MSCs derived from ALT/WDL had higher osteogenic differentiation potency based on ALP staining, which disappeared as Nutlin-3 concentration increased, suggesting that could be caused by amplified MDM2 in ALT/WDL. Future laboratory studies might mechanistically confirm the gene and protein expression, and based on the mechanism of the gap of differentiation potency, if p53 contrast between MSCs in tumor and normal tissue could be stimulated, less-toxic and more-effective differentiation therapy to MSCs in malignancies might be developed.
间充质干细胞(MSCs)中的p53蛋白调节向成骨或成脂谱系的分化。由于p53功能在大多数恶性肿瘤中受到抑制,如果恶性肿瘤中的MSCs也存在p53功能低下,那么向成骨或成脂谱系的分化疗法可能是一种有效的治疗方法。因此,我们希望通过评估非典型脂肪瘤/高分化脂肪肉瘤(ALT/WDL)细胞来开始探索这一想法,因为几乎所有ALT/WDL中都发现了导致p53功能低下的小鼠双微体2(MDM2)基因扩增。
问题/目的:我们比较了从正常脂肪组织和同一患者的ALT/WDL中分离培养的MSCs之间的成骨和成脂分化能力。

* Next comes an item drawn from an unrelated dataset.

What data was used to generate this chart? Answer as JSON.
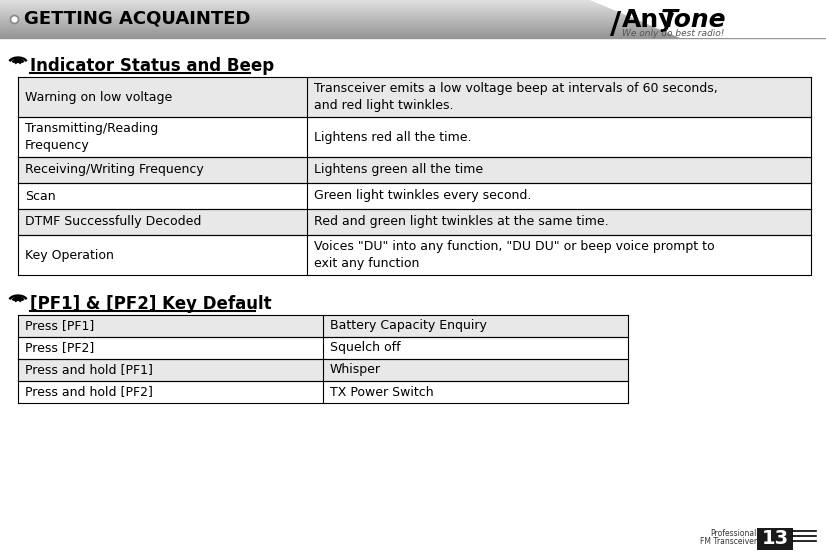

在6例ALT/WDL患者的肿瘤切除过程中,我们分析了3 mL肿瘤组织,作为对照,我们从远离肿瘤的区域采集了相似量的外观正常的皮下脂肪组织。油红O染色后通过光谱法对成脂分化能力进行定量评估。通过测量碱性磷酸酶(ALP)和茜素红S染色后的特定染色面积对成骨分化能力进行半定量评估。ALP与骨前体细胞代谢有关,茜素红与细胞培养中的钙沉积有关。每次评估有三名观察者,每次评估(包括诱导分化和组织学分析)均重复进行两次。然后我们使用不同浓度的MDM2特异性抑制剂Nutlin-3分析成骨分化能力差异的机制。
在成脂分化能力方面,与我们的预期相反,在来自正常脂肪的MSCs中观察到的脂肪酸滴比来自ALT/WDL的MSCs中更多,尽管我们发现来自ALT/WDL的MSCs和来自正常脂肪的MSCs之间没有显著差异;平均分化能力值(正常脂肪组织对ALT/WDL)(±标准差)分别为0.34(标准差,±0.13;95%可信区间,0.24 - 0.44)和0.25(标准差,±0.10;95%可信区间,0.18 - 0.33;p = 0.22)。相比之下,我们发现来自ALT/WDL的MSCs的成骨分化能力高于来自正常脂肪的MSCs。基于ALP染色的平均分化能力值(正常脂肪组织对ALT/WDL)(±标准差)为1.0对17(标准差,±36;95%可信区间,-2.8至38;p = 0.04)。然而,基于茜素红S染色我们未发现差异;平均分化能力值(正常脂肪组织对ALT/WDL)(±标准差)为1.0对4.2(标准差,±4.8;95%可信区间,1.3 - 7.2;p = 0.58)。随着MDM2抑制剂Nutlin-3浓度增加,来自正常脂肪组织和ALT/WDL的MSCs之间的成骨分化能力差距减小。
基于ALP染色,来自ALT/WDL的MSCs具有更高的成骨分化能力,随着Nutlin-3浓度增加这种能力消失,这表明可能是由ALT/WDL中扩增的MDM2所致。未来的实验室研究可能会从机制上证实基因和蛋白表达,并且基于分化能力差距的机制,如果能够刺激肿瘤和正常组织中MSCs之间的p53差异,可能会开发出对恶性肿瘤中MSCs毒性更小、更有效的分化疗法。